A journalism drama, Deadline - U.S.A. underlines the fundamental importance of the press through the story of an esteemed newspaper fighting for existence.

In a thriving metropolis, Ed Hutcheson (Humphrey Bogart) is the managing editor of The Day, a long-established and respected family-owned newspaper. His staff are shocked to learn the founder's heirs, including the widow Margaret Garrison (Ethel Barrymore) and her daughters, are planning to sell the paper to a competitor, and The Day will be shut down. Undeterred, Ed pursues stories exposing crime boss Rienzi (Martin Gabel), who pretends to be a respectable businessman.

Ed assigns his reporters to cover different angles of the mobster's business, and soon makes a connection between Rienzi and murdered showgirl Bessie Schmidt. In his personal life, Ed is desperate to win back his ex-wife Nora (Kim Hunter), and doggedly lobbies Mrs. Garrison to stall the newspaper's sale. The Rienzi story reinvigorates the paper, and Ed's team track down the dead girl's brother and mother for more details. But Rienzi will not be easily intimidated, and Ed has to decide how far he will fight in the name of journalism.

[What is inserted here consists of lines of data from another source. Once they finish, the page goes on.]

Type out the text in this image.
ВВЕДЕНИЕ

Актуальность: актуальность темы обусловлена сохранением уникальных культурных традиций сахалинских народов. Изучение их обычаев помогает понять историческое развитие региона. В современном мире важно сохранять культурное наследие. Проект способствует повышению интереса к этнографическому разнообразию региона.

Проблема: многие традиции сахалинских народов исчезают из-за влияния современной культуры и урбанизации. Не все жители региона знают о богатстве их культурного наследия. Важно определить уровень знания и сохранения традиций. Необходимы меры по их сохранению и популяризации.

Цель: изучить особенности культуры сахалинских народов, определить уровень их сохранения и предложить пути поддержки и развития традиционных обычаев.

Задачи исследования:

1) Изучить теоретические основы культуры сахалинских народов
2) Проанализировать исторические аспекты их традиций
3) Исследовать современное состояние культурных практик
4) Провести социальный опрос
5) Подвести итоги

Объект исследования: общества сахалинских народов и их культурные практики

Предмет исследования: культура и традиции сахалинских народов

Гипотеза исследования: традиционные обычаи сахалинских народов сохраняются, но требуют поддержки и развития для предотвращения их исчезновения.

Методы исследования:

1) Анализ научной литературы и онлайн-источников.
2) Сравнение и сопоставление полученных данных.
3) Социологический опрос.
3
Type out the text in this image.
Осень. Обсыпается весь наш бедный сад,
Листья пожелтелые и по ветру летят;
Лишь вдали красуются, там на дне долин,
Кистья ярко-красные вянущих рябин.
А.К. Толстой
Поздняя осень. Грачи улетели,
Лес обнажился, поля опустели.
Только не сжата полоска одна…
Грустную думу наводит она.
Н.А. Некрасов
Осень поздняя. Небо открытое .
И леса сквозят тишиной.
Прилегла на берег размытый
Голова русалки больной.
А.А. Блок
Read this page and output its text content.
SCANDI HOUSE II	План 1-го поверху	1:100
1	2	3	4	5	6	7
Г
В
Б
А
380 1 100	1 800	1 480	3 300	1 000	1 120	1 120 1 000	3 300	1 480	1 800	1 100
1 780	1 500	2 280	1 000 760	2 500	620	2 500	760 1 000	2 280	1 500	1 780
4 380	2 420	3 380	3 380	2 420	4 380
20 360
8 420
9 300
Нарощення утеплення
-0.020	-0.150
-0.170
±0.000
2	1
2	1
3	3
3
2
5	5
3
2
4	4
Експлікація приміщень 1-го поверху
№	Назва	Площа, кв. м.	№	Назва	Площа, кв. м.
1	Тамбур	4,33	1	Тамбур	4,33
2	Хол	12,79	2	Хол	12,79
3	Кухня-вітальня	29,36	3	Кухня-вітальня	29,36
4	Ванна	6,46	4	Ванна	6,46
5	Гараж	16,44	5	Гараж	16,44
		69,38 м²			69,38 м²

Deadline - U.S.A. provides full-throated advocacy for journalism's essential role in a free society and the imperative to guard against press monopolies. Writer and director Richard Brooks is happy to demonstrate bias for fact-based reporting and disgust towards news as shock-value entertainment. Despite the clear agenda, the results are still excellent thanks to crisp pacing, an efficient running time, and a plot packed with converging storylines. 

The film thrives on a high energy, sleep-deprived ambience, the collision of multiple crises ensuring every interaction can offer a surprise. Ed Hutcheson's days are filled with urgent phone calls, barked orders, and on-the-fly decisions. But just as important, Humphrey Bogart also provides Ed with plenty of passionate humanity. He is as willing to fight for the paper as he is determined to win Nora back, and his dogmatic attitude is steeped in confidence, leaving only contempt for other (obviously wrong) viewpoints.

While Ed's definition and motivations are sharp and unerring, Nora's arc is less convincing. The speechifying does go on well after the point is made, and the mystery of showgirl Bessie's death is bogged down in too much talking and not enough showing. A minor subplot about a new college graduate seeking a career in journalism is forgotten in the waiting room.

Elsewhere in the cast, The Day's dedicated on-the-go reporters are brought to life by Ed Begley, Warren Stevens, Audrey Christie, and Paul Stewart, all with small but impactful roles. James Dean is uncredited in a bit appearance.

The final act ties the threads together in resolutions both satisfying and bittersweet, but intentionally never conclusive. Deadline - U.S.A. acknowledges the news never ends, and prints the known facts in clear type.